The latest manufacturing PMI contractions, the property market downturn and global financial uncertainty have raised doubts over the strength of China’s recovery. Nearly all prime resins slid in China before early May’s Labour Day holiday, not least because of the approach of traditionally low seasonal demand from May until mid-August. There are reports of PET, ABS, PS, PE, PP, nylon, POM and polycarbonate exports to Europe, Africa, America and other Asian countries owing to price competitiveness. Shipping costs have fallen sharply and cheap cargoes have also impacted the global markets. There is a need to limit the building of new plants in order to bring oversupply under control. Prime prices lower than those for recycled materials will eventually lead to less plastic waste being recycled, resulting in more ending up in the environment.
Recycled materials are selling at lower levels following the reductions in prime material prices, with the exception of post-consumer recycled (PCR) natural HDPE pellets from production selling at US$ 800 per ton whereas PCR milk bottles are at US$ 2750-3100 per ton; natural PET flake and pellets are fetching US$ 600-700 per ton whereas FDA-approved PCR PET sells at US$ 1650-2000; and PP injection black is selling at US$ 650-680 per ton whereas PCR PP black commands US$ 1550-2000. PP and LDPE black pellets are selling for only US$ 650 per ton while PP/PE labels and caps are at less than US$ 600. Most recyclers are selling non-PCR materials at prices that do not even cover production costs. More recycled materials are being offered for sale on various websites and media platforms. Meanwhile, low-cost prime material imports are impacting US, European, Turkish and Latin American recycled materials.

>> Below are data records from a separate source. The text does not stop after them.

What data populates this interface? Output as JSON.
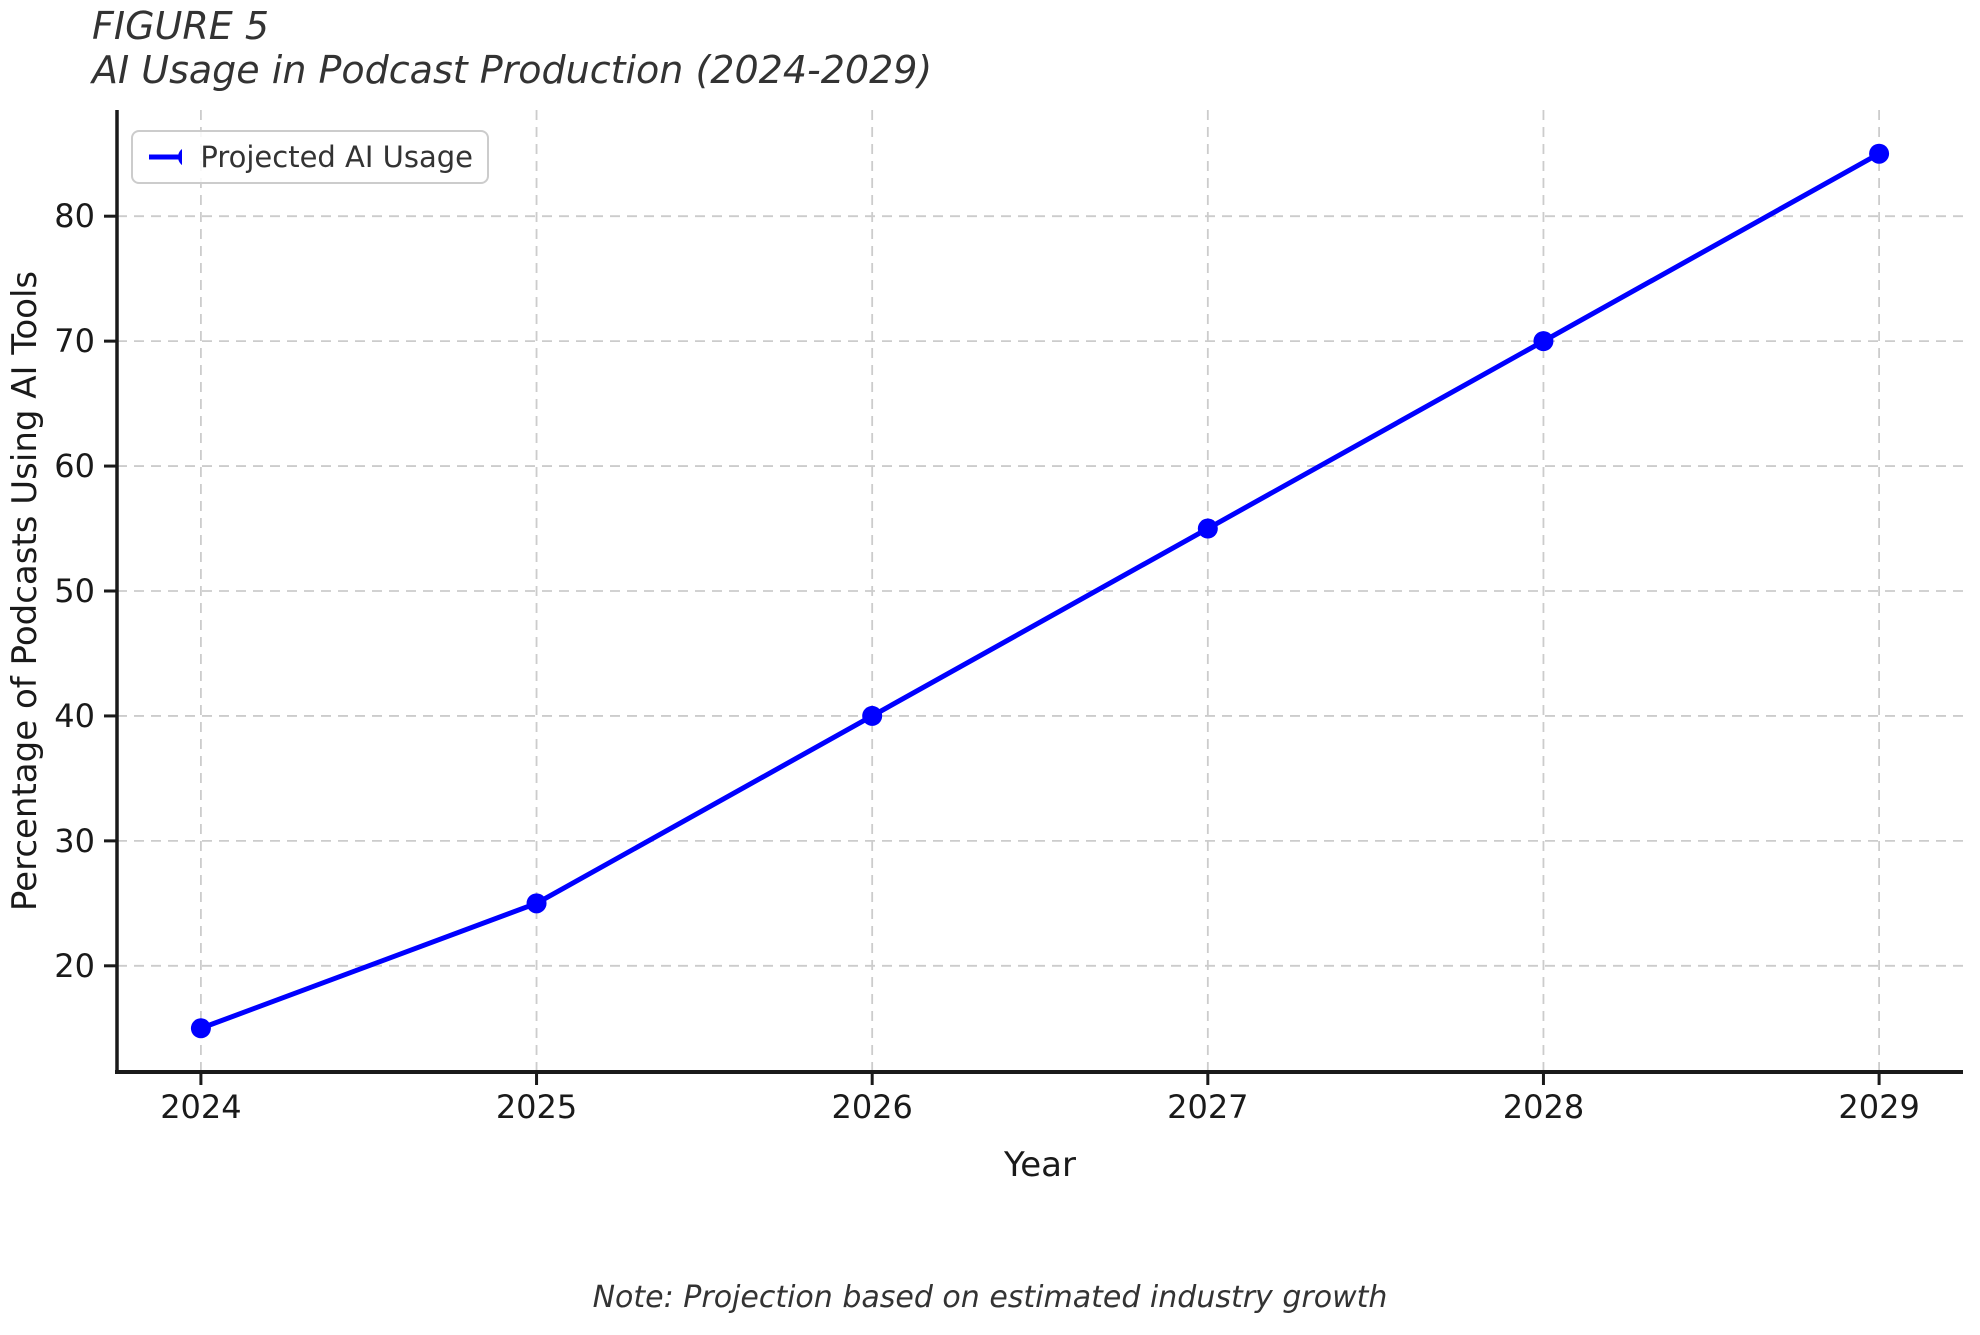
{
  "figure": {
    "figure_label": "FIGURE 5",
    "note": "Note: Projection based on estimated industry growth"
  },
  "chart_data": {
    "type": "line",
    "title": "AI Usage in Podcast Production (2024-2029)",
    "x": [
      2024,
      2025,
      2026,
      2027,
      2028,
      2029
    ],
    "series": [
      {
        "name": "Projected AI Usage",
        "values": [
          15,
          25,
          40,
          55,
          70,
          85
        ]
      }
    ],
    "xlabel": "Year",
    "ylabel": "Percentage of Podcasts Using AI Tools",
    "xticks": [
      2024,
      2025,
      2026,
      2027,
      2028,
      2029
    ],
    "yticks": [
      20,
      30,
      40,
      50,
      60,
      70,
      80
    ],
    "xlim": [
      2023.75,
      2029.25
    ],
    "ylim": [
      11.5,
      88.5
    ],
    "grid": true,
    "grid_style": "dashed",
    "legend_position": "upper left",
    "line_color": "#0000ff",
    "grid_color": "#cccccc",
    "axis_color": "#1a1a1a",
    "text_color": "#333333",
    "note": "Note: Projection based on estimated industry growth"
  }
}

Low prime and recycled pellet prices are badly affecting scrap plastics. More offers are available but recyclers are quite pessimistic, with their stocks at maximum levels. Some sorted mixed rigid plastics, agricultural plastics and printed post-industry film have seen sales at zero FOB. With the USA still having the most expensive shipping rates to Asia, all these plastics scrap netback prices are over US$ 200 per ton, which is too expensive if their pellet selling price is only US$ 600 per ton. The threat to the recycled materials market of over 10 million tons of new prime material capacity definitely cannot be ignored. It is critical for brand owners to increase their use of recycled content to balance out the competition from low prime prices.
The current capacity and economic challenges are making it difficult to see a clear recovery path for the recycling industry.